BEIJING — President Xi Jinping came out of a Communist Party conclave significantly strengthened Thursday, when he was formally elevated to the status of “core’’ leader. The term suggests Xi has already joined the same revered league as Mao Zedong and Deng Xiaoping before a big shake-up in the party’s top ranks next year.

The meeting of the Central Committee, which consists of senior party members, also set in motion plans for a congress in the second half of next year, which is virtually certain to confirm Xi as national leader for five additional years and appoint a new cohort of officials under him. Naming Xi the party’s “core’’ leader did not have any immediately clear consequences, but it suggested that he has gained the upper hand before a potentially contentious year when he and his colleagues must decide China’s next leadership lineup.
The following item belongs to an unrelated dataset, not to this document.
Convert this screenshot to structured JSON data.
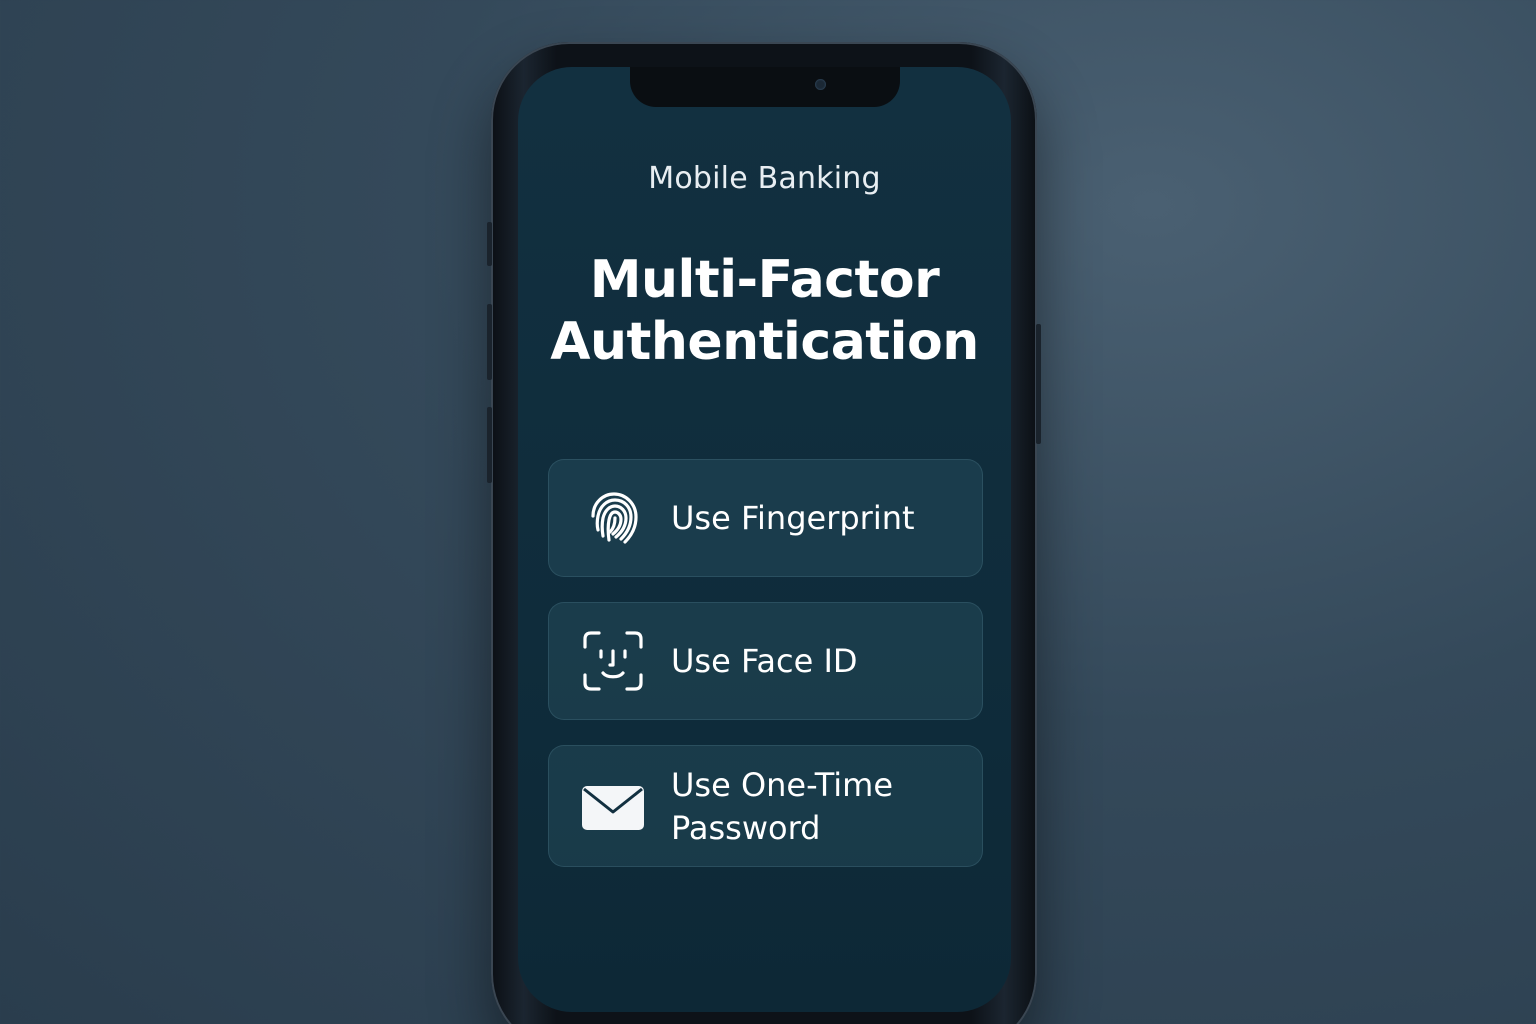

Since Xi became general secretary of the party in 2012, the leadership “with Comrade Xi Jinping as its core has acted on its words, led by example, and staunchly promoted comprehensively and strictly managing the party,’’ said the official communiqué from the four-day meeting. It also demanded obedient unity under Xi.

“For a country and for a party, a leading core is vitally important,’’ said the document, issued by the official Xinhua news agency and solemnly read on Chinese state television.
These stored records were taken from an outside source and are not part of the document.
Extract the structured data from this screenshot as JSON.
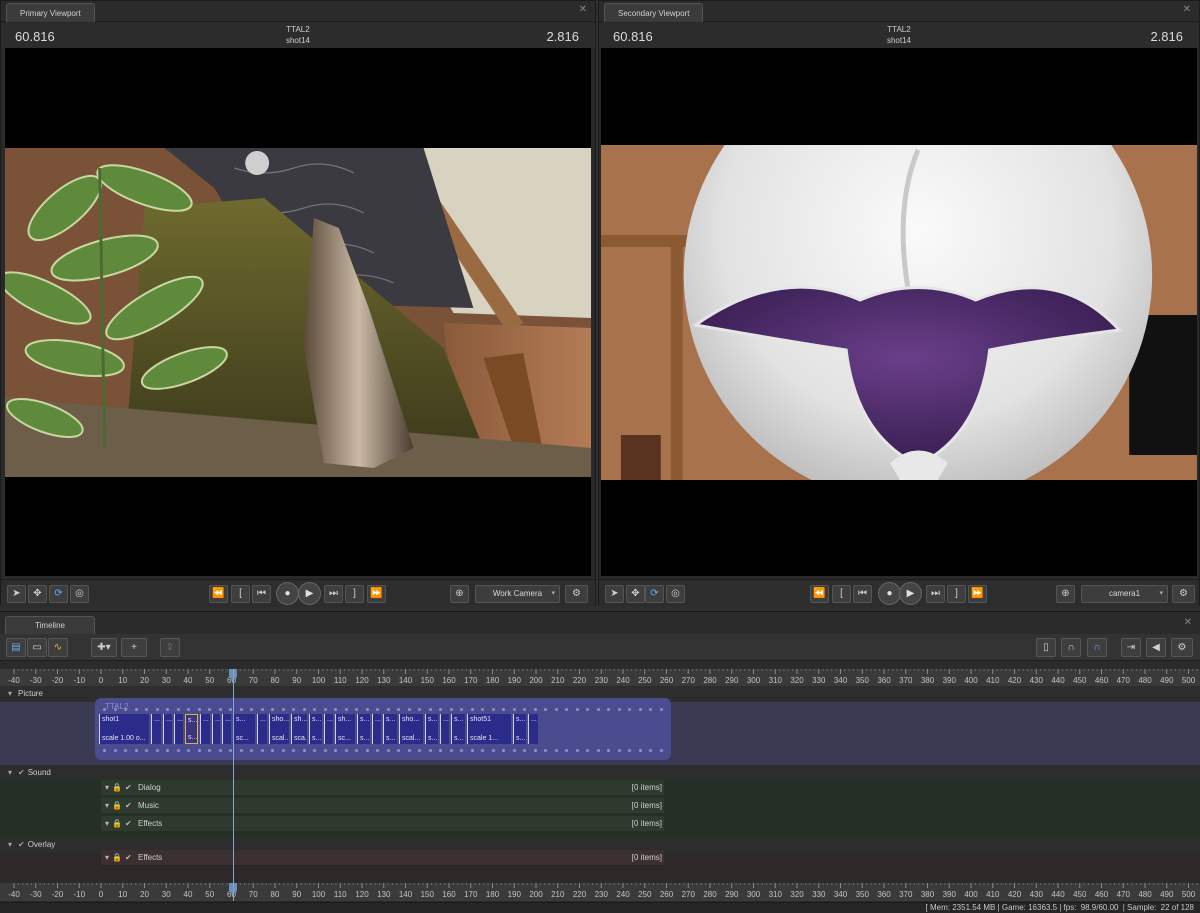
{
  "primary_viewport": {
    "tab": "Primary Viewport",
    "time_left": "60.816",
    "time_right": "2.816",
    "session": "TTAL2",
    "shot": "shot14",
    "camera": "Work Camera"
  },
  "secondary_viewport": {
    "tab": "Secondary Viewport",
    "time_left": "60.816",
    "time_right": "2.816",
    "session": "TTAL2",
    "shot": "shot14",
    "camera": "camera1"
  },
  "timeline": {
    "tab": "Timeline",
    "ruler_ticks": [
      "-40",
      "-30",
      "-20",
      "-10",
      "0",
      "10",
      "20",
      "30",
      "40",
      "50",
      "60",
      "70",
      "80",
      "90",
      "100",
      "110",
      "120",
      "130",
      "140",
      "150",
      "160",
      "170",
      "180",
      "190",
      "200",
      "210",
      "220",
      "230",
      "240",
      "250",
      "260",
      "270",
      "280",
      "290",
      "300",
      "310",
      "320",
      "330",
      "340",
      "350",
      "360",
      "370",
      "380",
      "390",
      "400",
      "410",
      "420",
      "430",
      "440",
      "450",
      "460",
      "470",
      "480",
      "490",
      "500"
    ],
    "picture": {
      "label": "Picture",
      "film_title": "TTAL2",
      "clips": [
        {
          "name": "shot1",
          "scale": "scale 1.00 o..."
        },
        {
          "name": "...",
          "scale": ""
        },
        {
          "name": "...",
          "scale": ""
        },
        {
          "name": "...",
          "scale": ""
        },
        {
          "name": "s...",
          "scale": "s..."
        },
        {
          "name": "...",
          "scale": ""
        },
        {
          "name": "...",
          "scale": ""
        },
        {
          "name": "...",
          "scale": ""
        },
        {
          "name": "s...",
          "scale": "sc..."
        },
        {
          "name": "...",
          "scale": ""
        },
        {
          "name": "sho...",
          "scale": "scal..."
        },
        {
          "name": "sh...",
          "scale": "sca..."
        },
        {
          "name": "s...",
          "scale": "s..."
        },
        {
          "name": "...",
          "scale": ""
        },
        {
          "name": "sh...",
          "scale": "sc..."
        },
        {
          "name": "s...",
          "scale": "s..."
        },
        {
          "name": "...",
          "scale": ""
        },
        {
          "name": "s...",
          "scale": "s..."
        },
        {
          "name": "sho...",
          "scale": "scal..."
        },
        {
          "name": "s...",
          "scale": "s..."
        },
        {
          "name": "...",
          "scale": ""
        },
        {
          "name": "s...",
          "scale": "s..."
        },
        {
          "name": "shot51",
          "scale": "scale 1..."
        },
        {
          "name": "s...",
          "scale": "s..."
        },
        {
          "name": "...",
          "scale": ""
        }
      ]
    },
    "sound": {
      "label": "Sound",
      "tracks": [
        {
          "name": "Dialog",
          "count": "[0 items]"
        },
        {
          "name": "Music",
          "count": "[0 items]"
        },
        {
          "name": "Effects",
          "count": "[0 items]"
        }
      ]
    },
    "overlay": {
      "label": "Overlay",
      "tracks": [
        {
          "name": "Effects",
          "count": "[0 items]"
        }
      ]
    }
  },
  "status": {
    "mem": "[ Mem:  2351.54 MB | Game:  16363.5 | fps:",
    "fps": "98.9/60.00",
    "sample": "| Sample:",
    "sample_count": "22 of 128"
  }
}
“In thought, politics, and action, the entire party must conscientiously remain tightly in step with the party center,’’ it said, using the party’s name for the central leadership. It urged officials to “vigorously defend the authority of the party center.’’

In the past, the party has only deemed Mao, Deng, and the former president, Jiang Zemin, as “core’’ leaders. It is a kind of political halo that suggests the holder dominates his peers. The latest decision suggests that Xi has already won similar pre-eminence, even before he has finished his first term.

Christopher K. Johnson, an expert on Chinese politics at the Center for Strategic and International Studies in Washington, D.C., said that the elevation was a “huge deal.’’

“The core designation puts him on a path toward granting him ideological arbiter status,’’ Johnson said by e-mail. That, he said, “could have big implications for appointments next fall,’’ when the congress is likely to meet and endorse a new leadership lineup.

At that congress, many leaders must retire, giving Xi room to reshape the party’s top tiers. Under the current informal retirement ceiling, five of the seven members of the Politburo Standing Committee, the party’s highest body, must step down, leaving only Xi and the prime minister, Li Keqiang.

In the past two leadership successions, a likely heir has emerged five or even 10 years before the incumbent’s retirement as party chief. But some political insiders and analysts have said that Xi may delay choosing a successor, so that he has more time and more choices.

Xi and his allies have been preparing for the title since the start of the year. At the time, dozens of provincial leaders lauded Xi as a “core’’ leader. Recently, some have revived the campaign of acclaim and also called for “absolute loyalty’’ to him and defended his “absolute authority’’ as party leader.

This week, People’s Forum, a party-run magazine, said that there were “high expectations for further defining General Secretary Xi Jinping’s core status.’’

But all that fell short of the official imprimatur given by the Central Committee, which brought together 348 officials for its latest meeting.

Xi also won endorsement for two new sets of rules — on party political life and supervision — that offer tools to cut off corruption, strengthen top-down control over officials, and extend the reach of the party.